The international application which led to Cook’s European patent was filed on January 31, 2001, claiming priority from a US patent application filed on January 31, 2000. The claim to priority is disputed by Edwards, a matter of some importance because, if priority is lost, Pavcnik, published later in 2000, is relevant prior art.

The US application was filed in the names of Joe Obermiller, Francisco Osse and Patricia Thorpe, all as joint inventors. Mr Obermiller was an employee of Cook at the time the invention was made. Mr Osse and Ms Thorpe were not. The PCT application was filed in the name of Cook but at that time the only interest it had in the invention was via Mr Obermiller’s contract of employment. It is accepted that Mr Obermiller’s interest, such as it was, belonged to Cook. The interests of Mr Osse and Ms Thorpe were not assigned to Cook until September 2002, that is to say 21 months after Cook filed the PCT application but before the grant of the Patent.
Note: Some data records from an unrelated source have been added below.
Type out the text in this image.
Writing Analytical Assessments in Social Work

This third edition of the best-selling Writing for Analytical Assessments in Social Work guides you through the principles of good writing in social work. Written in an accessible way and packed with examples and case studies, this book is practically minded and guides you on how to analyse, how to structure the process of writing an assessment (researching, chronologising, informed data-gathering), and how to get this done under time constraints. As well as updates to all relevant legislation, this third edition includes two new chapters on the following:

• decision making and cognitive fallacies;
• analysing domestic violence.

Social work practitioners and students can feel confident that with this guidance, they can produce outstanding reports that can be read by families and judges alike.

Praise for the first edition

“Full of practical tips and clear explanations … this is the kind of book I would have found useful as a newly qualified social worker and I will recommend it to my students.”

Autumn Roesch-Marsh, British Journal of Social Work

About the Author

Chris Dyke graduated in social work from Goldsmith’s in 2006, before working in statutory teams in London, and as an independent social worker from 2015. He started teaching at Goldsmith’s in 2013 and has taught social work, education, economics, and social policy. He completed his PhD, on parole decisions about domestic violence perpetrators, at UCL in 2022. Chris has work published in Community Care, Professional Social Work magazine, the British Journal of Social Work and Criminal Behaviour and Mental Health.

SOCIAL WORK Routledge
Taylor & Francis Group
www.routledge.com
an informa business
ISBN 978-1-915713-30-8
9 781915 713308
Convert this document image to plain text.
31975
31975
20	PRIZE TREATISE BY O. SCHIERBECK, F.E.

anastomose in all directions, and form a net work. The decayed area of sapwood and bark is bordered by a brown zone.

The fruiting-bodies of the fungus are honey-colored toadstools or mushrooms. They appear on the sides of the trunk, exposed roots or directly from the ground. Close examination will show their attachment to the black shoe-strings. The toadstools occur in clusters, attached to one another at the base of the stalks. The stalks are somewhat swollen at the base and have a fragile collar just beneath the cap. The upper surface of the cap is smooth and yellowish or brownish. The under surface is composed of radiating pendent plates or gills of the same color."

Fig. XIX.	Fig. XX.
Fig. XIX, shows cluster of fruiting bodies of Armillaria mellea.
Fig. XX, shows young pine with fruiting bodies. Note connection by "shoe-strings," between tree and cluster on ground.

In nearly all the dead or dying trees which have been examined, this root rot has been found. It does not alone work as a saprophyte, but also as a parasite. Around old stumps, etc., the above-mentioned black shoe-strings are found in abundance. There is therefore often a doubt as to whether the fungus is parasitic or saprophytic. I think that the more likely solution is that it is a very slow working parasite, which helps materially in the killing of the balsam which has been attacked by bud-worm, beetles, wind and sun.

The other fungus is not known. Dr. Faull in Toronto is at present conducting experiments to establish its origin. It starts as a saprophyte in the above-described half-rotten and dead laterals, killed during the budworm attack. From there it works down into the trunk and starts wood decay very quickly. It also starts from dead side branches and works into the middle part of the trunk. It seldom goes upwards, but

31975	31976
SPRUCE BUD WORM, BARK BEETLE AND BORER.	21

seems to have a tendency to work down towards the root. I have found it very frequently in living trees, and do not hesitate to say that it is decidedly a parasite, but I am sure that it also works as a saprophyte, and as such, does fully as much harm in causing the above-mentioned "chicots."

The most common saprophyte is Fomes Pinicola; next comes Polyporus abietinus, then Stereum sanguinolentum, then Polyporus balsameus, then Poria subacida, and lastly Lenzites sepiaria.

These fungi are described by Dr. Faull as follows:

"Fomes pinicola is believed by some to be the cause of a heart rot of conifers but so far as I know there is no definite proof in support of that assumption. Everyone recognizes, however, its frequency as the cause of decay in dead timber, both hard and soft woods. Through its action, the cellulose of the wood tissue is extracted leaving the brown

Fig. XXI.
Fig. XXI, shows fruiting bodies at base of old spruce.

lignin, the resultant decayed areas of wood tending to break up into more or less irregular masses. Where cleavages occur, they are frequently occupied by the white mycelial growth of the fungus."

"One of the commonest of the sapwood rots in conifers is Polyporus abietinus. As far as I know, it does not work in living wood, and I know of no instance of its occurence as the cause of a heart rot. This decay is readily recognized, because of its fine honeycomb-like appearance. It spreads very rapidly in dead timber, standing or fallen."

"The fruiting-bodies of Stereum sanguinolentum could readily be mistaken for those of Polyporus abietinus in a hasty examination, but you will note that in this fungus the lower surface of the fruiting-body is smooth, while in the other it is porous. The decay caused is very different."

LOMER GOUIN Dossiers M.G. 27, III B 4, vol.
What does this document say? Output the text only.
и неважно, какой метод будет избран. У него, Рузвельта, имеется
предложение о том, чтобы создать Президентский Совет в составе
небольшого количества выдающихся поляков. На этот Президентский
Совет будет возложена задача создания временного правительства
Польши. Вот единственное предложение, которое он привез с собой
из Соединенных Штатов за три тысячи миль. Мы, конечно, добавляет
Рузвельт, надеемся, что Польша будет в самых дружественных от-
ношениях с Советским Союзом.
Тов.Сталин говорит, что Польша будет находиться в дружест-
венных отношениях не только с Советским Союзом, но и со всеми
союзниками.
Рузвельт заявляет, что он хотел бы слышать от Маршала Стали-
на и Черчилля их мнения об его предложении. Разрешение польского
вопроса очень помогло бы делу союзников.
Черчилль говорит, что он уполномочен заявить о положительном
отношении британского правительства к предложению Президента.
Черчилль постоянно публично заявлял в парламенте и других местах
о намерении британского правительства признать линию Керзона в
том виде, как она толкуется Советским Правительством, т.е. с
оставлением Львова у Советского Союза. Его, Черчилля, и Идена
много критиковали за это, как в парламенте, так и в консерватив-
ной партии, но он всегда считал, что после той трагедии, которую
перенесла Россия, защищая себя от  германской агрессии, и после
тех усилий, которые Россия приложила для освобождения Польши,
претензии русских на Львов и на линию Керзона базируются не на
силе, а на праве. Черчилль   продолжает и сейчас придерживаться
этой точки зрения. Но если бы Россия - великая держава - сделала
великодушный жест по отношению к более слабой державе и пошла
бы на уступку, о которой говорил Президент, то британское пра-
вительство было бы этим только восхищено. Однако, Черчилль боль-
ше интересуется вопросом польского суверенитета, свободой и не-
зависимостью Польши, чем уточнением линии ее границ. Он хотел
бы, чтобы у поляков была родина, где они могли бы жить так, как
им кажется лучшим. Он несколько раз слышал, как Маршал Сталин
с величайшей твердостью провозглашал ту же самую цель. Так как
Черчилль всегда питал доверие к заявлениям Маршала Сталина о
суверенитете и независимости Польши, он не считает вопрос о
Cook argued that the claim to priority is a good one because it had acquired all rights in the invention before the date of grant of the Patent and in any event always owned Mr Obermiller’s interest. Edwards says the claim is misconceived because the right of priority may only be enjoyed by the person who filed the priority application or his successor in title as at the date the right to priority is claimed, and on 31 January 2001 that was Mr Osse, Ms Thorpe and Cook, not Cook alone.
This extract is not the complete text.